Habba and Attorney General Pam Bondi both have ripped U.S. District Judge Matthew Brann of taking a “rogue” or “activist” position after he ruled Thursday that Habba was unlawfully serving as the Garden State’s federal prosecutor through a “novel series of legal and personnel moves.”
“Faced with the question of whether Ms. Habba is lawfully performing the functions and duties of the office of the United States Attorney for the District of New Jersey, I conclude that she is not,” Brann wrote.
Bondi has vowed to challenge the decision.
“I am the pick of the president,” Habba said on Fox News’s “Hannity” on Thursday night. “I am the pick of Pam Bondi, our attorney general, and I will serve this country like I have for the last several years, in any capacity.”
“We will not fall to rogue judges. We will not fall to people trying to be political when they should just be doing their job: respecting the president,” she added.
Brann was nominated to the court by Obama in 2012 but was backed by Republicans.
Then-Sen. Pat Toomey (R-Pa.) recommended Brann in 2012 to Obama for the Pennsylvania-based lifetime district judgeship. Toomey was a fiscally conservative Republican, though he is also one of seven Republican senators who voted to convict President Trump in his second impeachment trial.

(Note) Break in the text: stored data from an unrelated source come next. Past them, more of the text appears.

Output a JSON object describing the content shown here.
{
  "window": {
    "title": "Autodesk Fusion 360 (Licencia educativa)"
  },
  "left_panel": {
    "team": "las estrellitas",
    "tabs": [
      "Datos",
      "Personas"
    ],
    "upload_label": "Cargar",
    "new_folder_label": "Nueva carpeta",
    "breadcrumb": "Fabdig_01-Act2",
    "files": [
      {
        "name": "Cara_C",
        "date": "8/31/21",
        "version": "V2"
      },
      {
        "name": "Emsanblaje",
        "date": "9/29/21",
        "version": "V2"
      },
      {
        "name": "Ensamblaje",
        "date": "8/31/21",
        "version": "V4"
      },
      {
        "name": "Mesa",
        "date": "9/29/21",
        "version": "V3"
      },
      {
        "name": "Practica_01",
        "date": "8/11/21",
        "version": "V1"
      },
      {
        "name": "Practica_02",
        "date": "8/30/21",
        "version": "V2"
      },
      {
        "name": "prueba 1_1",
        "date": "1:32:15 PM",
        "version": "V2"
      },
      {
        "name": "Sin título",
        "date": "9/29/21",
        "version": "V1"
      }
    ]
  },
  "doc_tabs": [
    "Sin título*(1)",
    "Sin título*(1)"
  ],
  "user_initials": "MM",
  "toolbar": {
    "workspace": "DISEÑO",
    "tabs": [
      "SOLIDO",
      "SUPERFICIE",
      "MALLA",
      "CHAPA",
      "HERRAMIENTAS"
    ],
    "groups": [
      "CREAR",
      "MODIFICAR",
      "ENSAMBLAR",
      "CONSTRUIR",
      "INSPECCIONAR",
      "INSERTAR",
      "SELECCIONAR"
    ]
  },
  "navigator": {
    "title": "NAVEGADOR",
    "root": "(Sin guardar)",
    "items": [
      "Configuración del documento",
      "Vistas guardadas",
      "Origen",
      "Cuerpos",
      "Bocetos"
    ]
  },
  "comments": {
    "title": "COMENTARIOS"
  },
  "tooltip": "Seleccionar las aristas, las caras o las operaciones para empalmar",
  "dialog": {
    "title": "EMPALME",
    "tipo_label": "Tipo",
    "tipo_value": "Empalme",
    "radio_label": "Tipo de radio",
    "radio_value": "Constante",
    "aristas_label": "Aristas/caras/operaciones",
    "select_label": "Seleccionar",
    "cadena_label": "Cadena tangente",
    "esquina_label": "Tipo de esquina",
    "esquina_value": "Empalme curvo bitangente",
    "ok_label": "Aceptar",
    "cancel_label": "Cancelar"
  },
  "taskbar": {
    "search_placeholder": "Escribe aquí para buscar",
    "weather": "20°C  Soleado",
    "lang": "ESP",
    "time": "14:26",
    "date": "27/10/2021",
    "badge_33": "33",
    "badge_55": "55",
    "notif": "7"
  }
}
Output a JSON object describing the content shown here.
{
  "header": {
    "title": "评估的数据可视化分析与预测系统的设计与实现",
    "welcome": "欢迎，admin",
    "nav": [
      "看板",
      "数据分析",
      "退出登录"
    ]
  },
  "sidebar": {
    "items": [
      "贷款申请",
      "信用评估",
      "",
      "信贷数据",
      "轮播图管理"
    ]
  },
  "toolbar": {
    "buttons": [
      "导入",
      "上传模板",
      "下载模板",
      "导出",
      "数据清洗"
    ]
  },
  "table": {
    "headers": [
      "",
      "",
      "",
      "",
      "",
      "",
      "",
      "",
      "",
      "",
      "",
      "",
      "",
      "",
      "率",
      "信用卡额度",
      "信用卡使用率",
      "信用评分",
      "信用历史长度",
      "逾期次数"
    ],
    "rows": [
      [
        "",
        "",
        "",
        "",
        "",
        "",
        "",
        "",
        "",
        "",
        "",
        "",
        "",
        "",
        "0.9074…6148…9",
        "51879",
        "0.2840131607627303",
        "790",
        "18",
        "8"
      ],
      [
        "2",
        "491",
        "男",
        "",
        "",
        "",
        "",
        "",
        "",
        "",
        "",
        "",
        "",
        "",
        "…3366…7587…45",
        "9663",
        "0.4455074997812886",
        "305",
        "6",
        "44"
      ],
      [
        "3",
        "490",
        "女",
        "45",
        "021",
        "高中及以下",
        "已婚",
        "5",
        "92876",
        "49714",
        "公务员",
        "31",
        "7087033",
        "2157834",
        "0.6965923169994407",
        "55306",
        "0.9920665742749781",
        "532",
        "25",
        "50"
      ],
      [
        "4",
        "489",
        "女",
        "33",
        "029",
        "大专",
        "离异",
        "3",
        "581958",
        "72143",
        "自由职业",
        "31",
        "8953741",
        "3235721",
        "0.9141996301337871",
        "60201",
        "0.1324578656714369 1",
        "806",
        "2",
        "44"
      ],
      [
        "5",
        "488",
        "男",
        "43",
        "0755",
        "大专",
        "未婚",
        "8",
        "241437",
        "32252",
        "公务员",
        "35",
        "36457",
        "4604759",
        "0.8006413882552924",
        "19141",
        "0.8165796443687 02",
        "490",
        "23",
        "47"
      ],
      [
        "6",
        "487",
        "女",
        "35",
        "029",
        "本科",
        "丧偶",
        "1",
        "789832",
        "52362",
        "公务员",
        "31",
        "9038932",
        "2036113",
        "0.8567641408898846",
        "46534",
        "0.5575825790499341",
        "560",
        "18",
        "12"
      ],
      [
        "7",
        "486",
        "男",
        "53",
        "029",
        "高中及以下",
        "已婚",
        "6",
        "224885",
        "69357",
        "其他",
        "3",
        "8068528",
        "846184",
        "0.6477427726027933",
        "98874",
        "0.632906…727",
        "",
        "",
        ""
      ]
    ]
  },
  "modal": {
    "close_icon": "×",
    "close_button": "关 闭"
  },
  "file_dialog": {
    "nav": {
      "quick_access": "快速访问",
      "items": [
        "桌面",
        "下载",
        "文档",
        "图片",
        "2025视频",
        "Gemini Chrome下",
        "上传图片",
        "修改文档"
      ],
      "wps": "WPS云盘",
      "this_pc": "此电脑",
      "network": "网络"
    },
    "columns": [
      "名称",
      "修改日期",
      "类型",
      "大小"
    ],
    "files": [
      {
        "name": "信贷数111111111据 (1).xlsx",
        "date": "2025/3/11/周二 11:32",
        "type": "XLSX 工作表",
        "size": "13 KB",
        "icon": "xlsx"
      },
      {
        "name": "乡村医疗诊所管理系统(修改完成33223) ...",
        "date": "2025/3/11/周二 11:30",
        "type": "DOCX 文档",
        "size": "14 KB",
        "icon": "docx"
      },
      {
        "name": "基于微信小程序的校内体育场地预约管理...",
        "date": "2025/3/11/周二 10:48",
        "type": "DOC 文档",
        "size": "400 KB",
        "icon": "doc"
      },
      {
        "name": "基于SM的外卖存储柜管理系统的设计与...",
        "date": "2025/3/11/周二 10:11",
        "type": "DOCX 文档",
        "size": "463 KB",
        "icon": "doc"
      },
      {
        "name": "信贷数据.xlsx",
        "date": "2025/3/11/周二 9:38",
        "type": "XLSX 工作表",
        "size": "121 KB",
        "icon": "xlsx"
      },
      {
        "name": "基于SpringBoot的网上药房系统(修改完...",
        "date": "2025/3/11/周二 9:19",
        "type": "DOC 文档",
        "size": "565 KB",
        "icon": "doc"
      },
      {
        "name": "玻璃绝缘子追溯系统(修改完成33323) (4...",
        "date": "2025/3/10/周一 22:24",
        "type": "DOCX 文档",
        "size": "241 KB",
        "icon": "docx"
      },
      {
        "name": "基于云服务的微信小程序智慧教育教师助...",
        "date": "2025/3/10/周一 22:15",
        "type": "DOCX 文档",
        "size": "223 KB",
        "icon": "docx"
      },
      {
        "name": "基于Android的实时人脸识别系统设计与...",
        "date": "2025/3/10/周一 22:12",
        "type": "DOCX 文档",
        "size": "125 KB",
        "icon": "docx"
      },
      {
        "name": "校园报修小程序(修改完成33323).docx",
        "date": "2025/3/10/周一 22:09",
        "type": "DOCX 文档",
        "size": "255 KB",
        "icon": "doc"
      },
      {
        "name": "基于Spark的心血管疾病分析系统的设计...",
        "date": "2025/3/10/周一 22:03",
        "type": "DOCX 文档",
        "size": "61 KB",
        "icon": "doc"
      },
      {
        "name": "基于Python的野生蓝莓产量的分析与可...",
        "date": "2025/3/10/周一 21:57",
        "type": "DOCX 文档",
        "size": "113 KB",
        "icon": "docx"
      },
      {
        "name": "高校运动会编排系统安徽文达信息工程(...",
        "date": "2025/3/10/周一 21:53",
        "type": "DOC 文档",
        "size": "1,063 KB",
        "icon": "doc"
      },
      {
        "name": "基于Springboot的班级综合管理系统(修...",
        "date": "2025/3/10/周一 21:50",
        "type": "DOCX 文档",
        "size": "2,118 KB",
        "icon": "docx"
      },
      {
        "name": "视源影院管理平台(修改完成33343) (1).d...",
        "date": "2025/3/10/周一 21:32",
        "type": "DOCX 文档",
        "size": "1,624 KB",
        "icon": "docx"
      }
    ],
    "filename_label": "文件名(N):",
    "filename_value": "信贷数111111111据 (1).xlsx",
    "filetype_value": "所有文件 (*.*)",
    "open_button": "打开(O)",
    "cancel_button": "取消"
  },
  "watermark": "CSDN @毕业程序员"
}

Brann was approved by the Senate, which had a slim Democratic majority at the time, without objection.
But Democrats during his confirmation hearing did raise questions about Brann’s deep roots in the GOP.
“You are a very active Republican — probably the most Republican judicial
nominee from the Obama White House, I think,” then-Sen. Dianne Feinstein (D-Calif.) remarked during a Judiciary Committee hearing while his nomination was up for review.
Brann detailed his background in a standard questionnaire for the Senate Judiciary Committee before the panel advanced his 2012 confirmation.
A New York native, Brann earned his law degree from Pennsylvania State University’s law school in 1990, after earning his undergraduate degree at Notre Dame. He clerked for Judge John Hammun, an appointee of former President Nixon, and served on the Pennsylvania GOP’s judicial evaluation panels multiple years.
He also noted in the disclosure that he had been the chairman of the Northeast Caucus of the Republican Party of Pennsylvania for several years and spoken at multiple GOP advocacy events in the state. Additionally, he disclosed his involvement with the Federalist Society and membership in the NRA.
“I became involved and interested in Republican politics when I came out of law school, and I was interested even then, even in college,” Brann told senators during his 2012 confirmation hearing. “And my views are basically conservative views.”